I would say I mostly have trouble with reading and understanding Clojure code quickly, coming up with Clojure idiomatic solutions, and editing it.
I think it helps to break down Clojure into three categories:
- (Pure-ish) Functional Programming
I know a lot of people, it takes them a while for this paradigm to click. Because you are often tempted to organize things as classes and objects, or interfaces and methods. And it’s also hard to figure out how to perform operations when you can’t do imperative loops, and if/else branches, and all that.
I would go read on that, and practice exercises here: https://4clojure.oxal.org/
Once you know how to perform operations using map/reduce and recursion, without mutable state, and have learned about the higher order functions like filter, remove, partition, group-by, juxt, fnil, and all that, it should start to click.
Also, learning how to structure code functionally, how to manage state, side effects, break things down in an Onion/Clean architectural style, model entities with functions that operate on them but without classes and objects and all that. I’m not sure of a good resource here though.
- Interactive Programming
You start the program with an empty template, and you build it up as you go, loading code in one function at a time, reloading as you iterate on each function, etc. All from inside your IDE, connected to live resources the app will be using, etc.
Getting used to REPL-driven-development basically.

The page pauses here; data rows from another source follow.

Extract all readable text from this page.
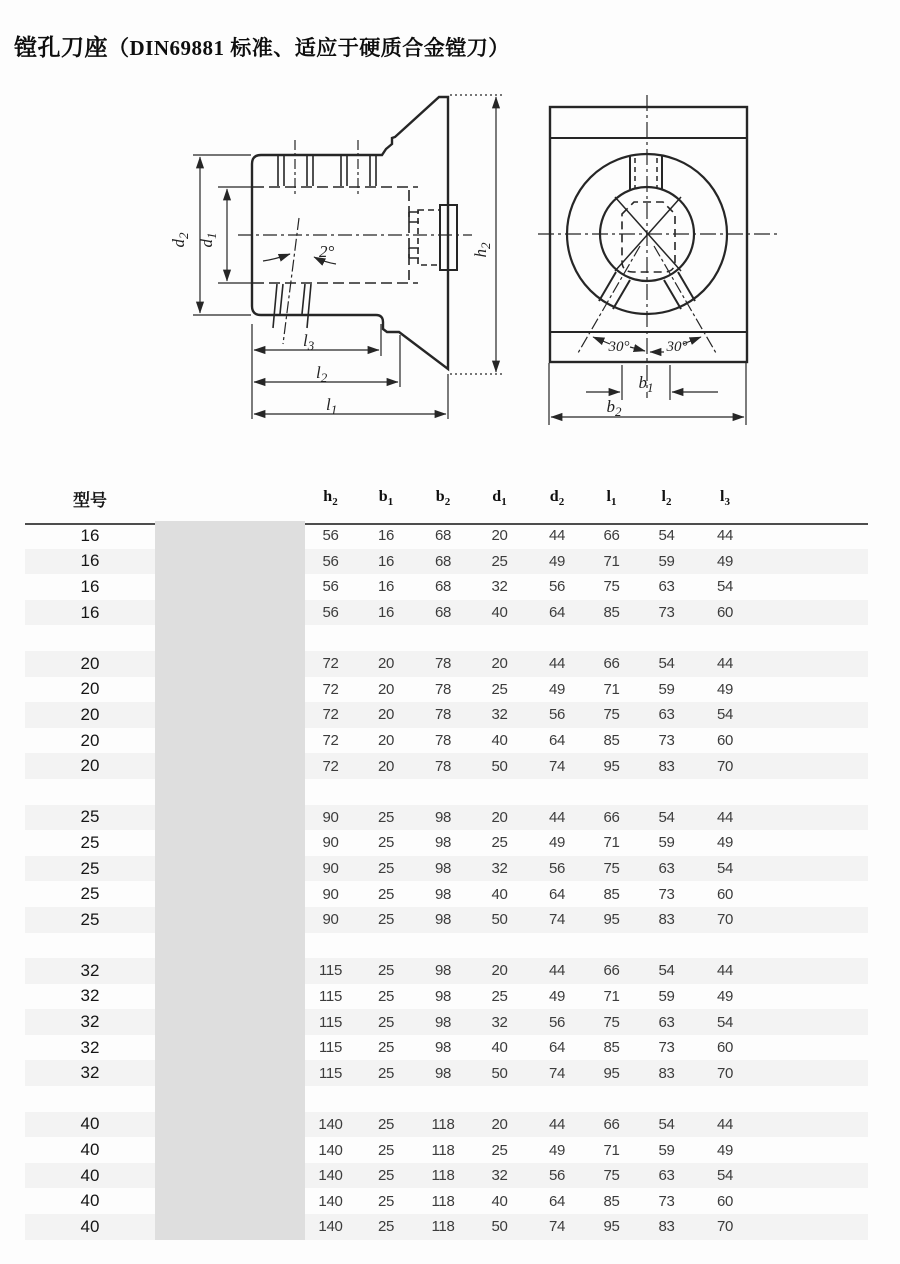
镗孔刀座（DIN69881 标准、适应于硬质合金镗刀）
$d_2$
$d_1$
$h_2$
2°
$l_3$
$l_2$
$l_1$
30° 30°
$b_1$
$b_2$
型号	$h_2$	$b_1$	$b_2$	$d_1$	$d_2$	$l_1$	$l_2$	$l_3$
16	56	16	68	20	44	66	54	44
16	56	16	68	25	49	71	59	49
16	56	16	68	32	56	75	63	54
16	56	16	68	40	64	85	73	60
20	72	20	78	20	44	66	54	44
20	72	20	78	25	49	71	59	49
20	72	20	78	32	56	75	63	54
20	72	20	78	40	64	85	73	60
20	72	20	78	50	74	95	83	70
25	90	25	98	20	44	66	54	44
25	90	25	98	25	49	71	59	49
25	90	25	98	32	56	75	63	54
25	90	25	98	40	64	85	73	60
25	90	25	98	50	74	95	83	70
32	115	25	98	20	44	66	54	44
32	115	25	98	25	49	71	59	49
32	115	25	98	32	56	75	63	54
32	115	25	98	40	64	85	73	60
32	115	25	98	50	74	95	83	70
40	140	25	118	20	44	66	54	44
40	140	25	118	25	49	71	59	49
40	140	25	118	32	56	75	63	54
40	140	25	118	40	64	85	73	60
40	140	25	118	50	74	95	83	70
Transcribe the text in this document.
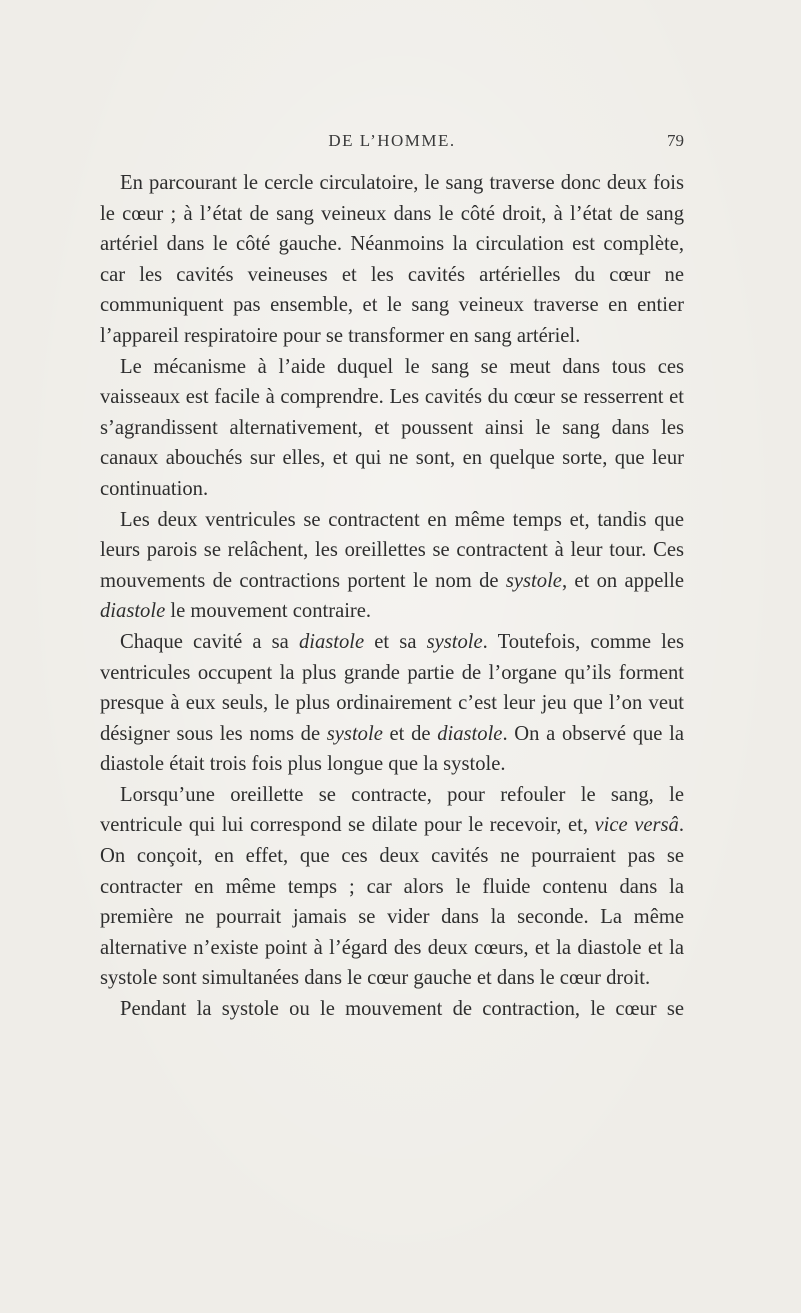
DE L’HOMME.	79

En parcourant le cercle circulatoire, le sang traverse donc deux fois le cœur ; à l’état de sang veineux dans le côté droit, à l’état de sang artériel dans le côté gauche. Néanmoins la circulation est complète, car les cavités veineuses et les cavités artérielles du cœur ne communiquent pas ensemble, et le sang veineux traverse en entier l’appareil respiratoire pour se transformer en sang artériel.

Le mécanisme à l’aide duquel le sang se meut dans tous ces vaisseaux est facile à comprendre. Les cavités du cœur se resserrent et s’agrandissent alternativement, et poussent ainsi le sang dans les canaux abouchés sur elles, et qui ne sont, en quelque sorte, que leur continuation.

Les deux ventricules se contractent en même temps et, tandis que leurs parois se relâchent, les oreillettes se contractent à leur tour. Ces mouvements de contractions portent le nom de systole, et on appelle diastole le mouvement contraire.

Chaque cavité a sa diastole et sa systole. Toutefois, comme les ventricules occupent la plus grande partie de l’organe qu’ils forment presque à eux seuls, le plus ordinairement c’est leur jeu que l’on veut désigner sous les noms de systole et de diastole. On a observé que la diastole était trois fois plus longue que la systole.

Lorsqu’une oreillette se contracte, pour refouler le sang, le ventricule qui lui correspond se dilate pour le recevoir, et, vice versâ. On conçoit, en effet, que ces deux cavités ne pourraient pas se contracter en même temps ; car alors le fluide contenu dans la première ne pourrait jamais se vider dans la seconde. La même alternative n’existe point à l’égard des deux cœurs, et la diastole et la systole sont simultanées dans le cœur gauche et dans le cœur droit.

Pendant la systole ou le mouvement de contraction, le cœur se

Again, I’m not sure of good resources. But this is another aspect that should eventually “click”.
- Lisp
Figuring out how it’s all based on very simple syntax and initial rules, and it builds up to complex semantics through macros. Getting to read code bottom up, and inside out. Learning how to navigate and edit s-expressions quickly using semantic editing. Learning how you can create new syntax and new semantics to help you get rid of verbosity and repetition in your code by adding macros, or producing data based DSLs. The latter should make you learn about homoiconicity and why that makes things easier to inspect, and helps with building DSLs both data-driven or macro based.
This should also eventually “click”.
Those three things are orthogonal, but come together nicely. They each take their own getting used too and “ah ha!” moment though. I think it’s easier to tackle them one at a time.